Klokova, Antonina / Jascha Nemtsow (Hg.)
Einbahnstraße oder “die heilige Brücke”?
Jüdische Musik und europäische Musikkultur
Dieses materialreiche Buch, Teil 14 der Serie Jüdische Musik, spiegelt teils auf Deutsch, teils auf Englisch die Vorträge eines Kongresses wider, der sich im Oktober 2011 in Görlitz bzw. dem benachbarten polnischen Zgorzelec dem Thema Jüdische Musik in Ost- und Mitteleuropa als völkerverbindender Faktor gewidmet hat.
Die Materie, man ahnt es, ist komplex, und so ist man dankbar, in der Einleitung des Herausgebers Jascha Nemtsov einen klugen historischen Überblick über die vergangenen 2000 Jahre im Spannungsfeld zwischen jüdischer und christlicher Musik zu erhalten. Die Anfänge dieser Zeit bleiben im Dunkeln, allenfalls Vermutungen über Parallelen zwischen jüdischen Bibelkantillationen und christlich-gregorianischem Choral sind möglich. Über das Mittelalter und die frühe Neuzeit hinweg herrschte grundsätzliche Abgrenzung zwischen den Theologien des Judentums und des Christentums, und das galt weitgehend auch für die musikalischen Entwicklungen. Erst im 20. Jahrhundert ändert sich das Bild grundlegend. Nun wird die jüdische Musik in ihrer Eigenständigkeit entdeckt, in die Kunstmusik integriert (übrigens auch von nichtjüdischen Komponisten wie beispielsweise Schostakowitsch) und musikwissenschaftlich erforscht.
Die Aufsätze des Bandes legen einen Schwerpunkt auf die Entwicklungen in Russland und in Polen.

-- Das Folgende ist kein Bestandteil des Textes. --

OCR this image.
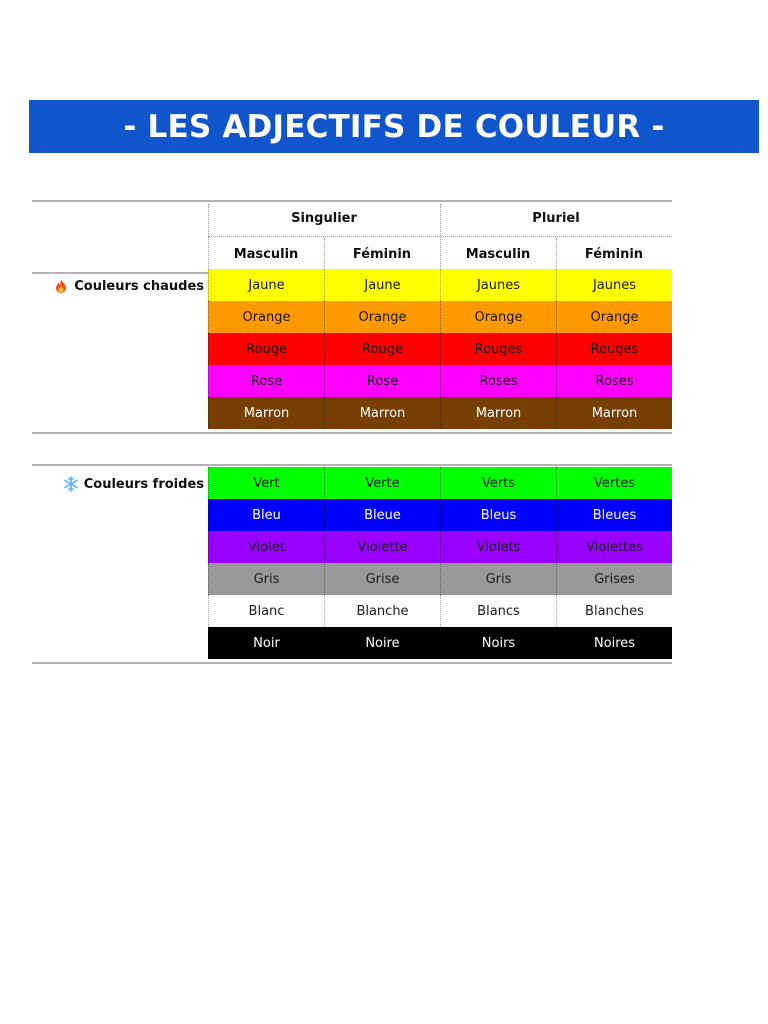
- LES ADJECTIFS DE COULEUR -
Singulier	Pluriel
Masculin	Féminin	Masculin	Féminin
Couleurs chaudes	Jaune	Jaune	Jaunes	Jaunes
Orange	Orange	Orange	Orange
Rouge	Rouge	Rouges	Rouges
Rose	Rose	Roses	Roses
Marron	Marron	Marron	Marron
Couleurs froides	Vert	Verte	Verts	Vertes
Bleu	Bleue	Bleus	Bleues
Violet	Violette	Violets	Violettes
Gris	Grise	Gris	Grises
Blanc	Blanche	Blancs	Blanches
Noir	Noire	Noirs	Noires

So schreibt James Loeffler über den russischen Nationalismus und die jüdische Musik, Antonina Klokova thematisiert Mieczyslaw Weinberg als Klassiker der sowjetischen jüdischen Musik, und Frank Harders-Wuthenow gibt einen Überblick über Polish-Jewish Composers in the Twentieth Century.
Jascha Nemtsov beschäftigt sich mit dem Judentum in Bolschewismus und Nationalsozialismus, die er als politische Zwillinge sieht, die versuchten, alle Formen der Vernichtung der Juden durchzuführen, die in Europa seit dem ausgehenden Mittelalter bereits vergessen wurden: Zwangsassimilation und Isolation, Vertreibung und Vernichtung.
Mit den Texten Beyond European Roots: Revisiting Jews and Music in American Life (Judah M. Cohen) und The Viennese Roots of Israeli Music and Their Spreading in the US-American Exile (Yuval Shaked) ist auch für den Blick in Richtung Westen gesorgt.
Leider geht im wissenschaftlichen Anhang dieses verdienstvollen Buches einiges drunter und drüber. So werden die Forscher Semyon Ginzburg (geb. 1901) und Saul Ginsburg (1866-1940), ebenso Pesach Marek (1862-1920, Mitarbeiter des Letzteren) und der polnisch-schweizerische Komponist Czeslaw Marek (1891-1985, erklärtermaßen kein Jude) im Quellenapparat bzw. im Personenregister offenbar als jeweils identisch behandelt. Dass mit Ernest Bloch einer der profiliertesten Komponisten jüdischer Musik nicht erwähnt wird, erscheint ebenfalls merkwürdig. Nicht zuletzt wünschte man sich kurze Biografien der Autoren.